Hervé This: The world's weirdest chef, building food molecule by molecule - gwern
http://www.prospectmagazine.co.uk/features/herve-this-the-worlds-weirdest-chef

======
tptacek
Some Dave Arnold on Herve This (no love lost):

[http://www.cookingissues.com/2009/06/01/molecular-
gastronomy...](http://www.cookingissues.com/2009/06/01/molecular-gastronomy-
is-just-a-long-four-letter-word/)

Arnold considers This a huckster.

 _This constantly says he invented (along with Dr. Kurti) a new branch of
science, namely MG. Never mind that McGee’s seminal work was published in
1984, or that people have been worried about the same problems for hundred of
years.

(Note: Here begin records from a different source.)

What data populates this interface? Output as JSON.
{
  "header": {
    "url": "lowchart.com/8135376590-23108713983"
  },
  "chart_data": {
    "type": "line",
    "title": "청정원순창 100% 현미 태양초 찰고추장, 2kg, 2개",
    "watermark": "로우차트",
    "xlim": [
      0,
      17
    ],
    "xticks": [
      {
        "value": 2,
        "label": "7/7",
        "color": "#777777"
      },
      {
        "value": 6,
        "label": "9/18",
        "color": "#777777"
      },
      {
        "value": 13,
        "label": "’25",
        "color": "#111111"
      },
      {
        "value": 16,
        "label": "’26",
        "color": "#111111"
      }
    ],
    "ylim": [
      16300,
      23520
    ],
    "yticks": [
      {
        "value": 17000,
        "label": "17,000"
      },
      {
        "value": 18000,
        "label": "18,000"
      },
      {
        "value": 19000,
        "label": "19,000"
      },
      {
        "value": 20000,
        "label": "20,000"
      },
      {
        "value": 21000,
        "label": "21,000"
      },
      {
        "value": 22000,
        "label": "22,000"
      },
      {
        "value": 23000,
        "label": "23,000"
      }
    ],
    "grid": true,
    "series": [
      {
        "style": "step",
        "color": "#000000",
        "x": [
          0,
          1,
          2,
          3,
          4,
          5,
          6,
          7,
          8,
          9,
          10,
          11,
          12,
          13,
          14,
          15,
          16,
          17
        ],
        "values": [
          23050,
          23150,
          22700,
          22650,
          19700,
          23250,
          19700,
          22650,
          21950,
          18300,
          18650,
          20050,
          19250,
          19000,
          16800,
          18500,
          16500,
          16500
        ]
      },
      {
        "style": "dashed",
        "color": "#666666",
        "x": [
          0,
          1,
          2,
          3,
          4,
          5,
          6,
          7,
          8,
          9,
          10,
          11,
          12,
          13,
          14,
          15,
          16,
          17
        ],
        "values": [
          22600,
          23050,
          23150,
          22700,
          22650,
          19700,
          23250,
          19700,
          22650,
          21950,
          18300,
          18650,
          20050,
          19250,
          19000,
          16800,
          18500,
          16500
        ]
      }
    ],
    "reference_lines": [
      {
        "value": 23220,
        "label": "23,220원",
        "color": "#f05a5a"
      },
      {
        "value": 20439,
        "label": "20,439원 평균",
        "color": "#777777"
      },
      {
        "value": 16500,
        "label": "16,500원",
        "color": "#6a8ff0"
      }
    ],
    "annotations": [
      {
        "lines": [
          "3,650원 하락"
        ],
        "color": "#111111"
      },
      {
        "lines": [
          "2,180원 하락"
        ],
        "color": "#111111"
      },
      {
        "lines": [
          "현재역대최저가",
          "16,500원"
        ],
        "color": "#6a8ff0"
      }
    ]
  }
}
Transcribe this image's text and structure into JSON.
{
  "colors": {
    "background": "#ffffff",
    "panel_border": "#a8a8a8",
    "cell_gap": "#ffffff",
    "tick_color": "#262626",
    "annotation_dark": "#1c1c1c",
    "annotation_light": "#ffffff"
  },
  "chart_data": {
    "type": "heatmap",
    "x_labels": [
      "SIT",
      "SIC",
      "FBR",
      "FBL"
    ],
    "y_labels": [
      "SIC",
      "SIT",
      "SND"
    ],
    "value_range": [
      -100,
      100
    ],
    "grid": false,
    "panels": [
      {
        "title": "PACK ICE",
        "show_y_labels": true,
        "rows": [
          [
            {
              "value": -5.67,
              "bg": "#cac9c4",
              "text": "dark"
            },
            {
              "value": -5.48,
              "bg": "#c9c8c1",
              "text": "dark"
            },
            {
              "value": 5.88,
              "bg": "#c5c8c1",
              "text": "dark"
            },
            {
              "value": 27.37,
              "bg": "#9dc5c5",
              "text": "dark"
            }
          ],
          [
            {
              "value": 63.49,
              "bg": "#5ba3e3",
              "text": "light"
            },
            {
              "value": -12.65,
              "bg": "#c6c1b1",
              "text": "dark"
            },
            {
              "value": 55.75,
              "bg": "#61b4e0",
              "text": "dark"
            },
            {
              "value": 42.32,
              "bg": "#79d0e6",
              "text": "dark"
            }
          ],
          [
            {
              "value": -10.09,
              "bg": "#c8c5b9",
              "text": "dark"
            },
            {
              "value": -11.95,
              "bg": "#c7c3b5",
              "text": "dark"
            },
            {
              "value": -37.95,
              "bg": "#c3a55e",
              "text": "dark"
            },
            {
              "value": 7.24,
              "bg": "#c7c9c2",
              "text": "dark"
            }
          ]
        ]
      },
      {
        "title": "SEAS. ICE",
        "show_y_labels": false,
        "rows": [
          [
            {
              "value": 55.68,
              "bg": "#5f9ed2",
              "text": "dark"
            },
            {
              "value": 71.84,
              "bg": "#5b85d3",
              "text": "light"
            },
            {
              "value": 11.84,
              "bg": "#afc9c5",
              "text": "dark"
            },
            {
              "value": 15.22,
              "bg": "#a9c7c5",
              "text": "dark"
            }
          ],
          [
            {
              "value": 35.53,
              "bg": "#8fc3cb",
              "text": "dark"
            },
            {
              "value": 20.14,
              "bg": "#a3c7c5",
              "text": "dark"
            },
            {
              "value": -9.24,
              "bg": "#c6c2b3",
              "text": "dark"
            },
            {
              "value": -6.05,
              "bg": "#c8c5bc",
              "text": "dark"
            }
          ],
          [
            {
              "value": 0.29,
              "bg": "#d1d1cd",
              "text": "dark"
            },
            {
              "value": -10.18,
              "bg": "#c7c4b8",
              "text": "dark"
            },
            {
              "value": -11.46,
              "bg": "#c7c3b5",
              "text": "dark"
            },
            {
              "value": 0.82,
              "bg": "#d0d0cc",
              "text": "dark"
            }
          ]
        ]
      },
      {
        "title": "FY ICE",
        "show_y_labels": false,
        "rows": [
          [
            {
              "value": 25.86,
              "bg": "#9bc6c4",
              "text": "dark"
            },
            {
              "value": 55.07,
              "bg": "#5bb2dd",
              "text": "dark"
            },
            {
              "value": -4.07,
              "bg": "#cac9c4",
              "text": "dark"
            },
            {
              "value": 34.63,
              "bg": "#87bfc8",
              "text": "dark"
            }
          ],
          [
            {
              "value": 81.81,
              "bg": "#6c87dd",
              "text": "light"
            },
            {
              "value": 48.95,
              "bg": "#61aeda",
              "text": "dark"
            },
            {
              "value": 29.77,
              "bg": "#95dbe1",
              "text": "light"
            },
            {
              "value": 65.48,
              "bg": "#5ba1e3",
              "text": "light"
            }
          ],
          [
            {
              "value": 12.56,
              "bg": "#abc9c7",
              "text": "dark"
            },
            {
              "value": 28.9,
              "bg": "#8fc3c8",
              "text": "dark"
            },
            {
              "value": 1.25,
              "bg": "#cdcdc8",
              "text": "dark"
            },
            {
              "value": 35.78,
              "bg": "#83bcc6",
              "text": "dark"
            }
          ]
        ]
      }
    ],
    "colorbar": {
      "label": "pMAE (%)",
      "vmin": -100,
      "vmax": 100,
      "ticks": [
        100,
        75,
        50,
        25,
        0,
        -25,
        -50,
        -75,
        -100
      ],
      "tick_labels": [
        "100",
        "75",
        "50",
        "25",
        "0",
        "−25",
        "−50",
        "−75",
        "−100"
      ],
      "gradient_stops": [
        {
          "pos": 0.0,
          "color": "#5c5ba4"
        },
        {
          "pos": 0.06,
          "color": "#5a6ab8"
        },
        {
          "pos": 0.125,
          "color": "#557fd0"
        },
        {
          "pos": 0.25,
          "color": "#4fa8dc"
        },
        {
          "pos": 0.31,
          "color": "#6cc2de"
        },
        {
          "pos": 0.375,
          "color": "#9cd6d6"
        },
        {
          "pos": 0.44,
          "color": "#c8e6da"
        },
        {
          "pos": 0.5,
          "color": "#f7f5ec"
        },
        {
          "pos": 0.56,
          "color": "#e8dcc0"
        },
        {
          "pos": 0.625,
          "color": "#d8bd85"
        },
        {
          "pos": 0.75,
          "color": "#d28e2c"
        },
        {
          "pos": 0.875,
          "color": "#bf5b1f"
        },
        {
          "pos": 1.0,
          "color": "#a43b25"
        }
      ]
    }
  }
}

This relegates them all to being “precursors to MG.” I actually heard
him say once that, “Molecular Gastronomy did not exist prior to 1988, because
that’s when I invented the term” – forget that MG doesn’t appear on any of the
of the Erice organizers correspondence till 1991. This statement shows This’s
strange fascination with semantics. He is basically claiming that the field
didn’t exist because the current name that This tirelessly promotes hadn’t yet
been coined. Maybe I should rename physics “Fusicks” and say I have invented a
new branch of science._

------
geographomics
Puts me in mind of Asimov's short story _Good Taste_.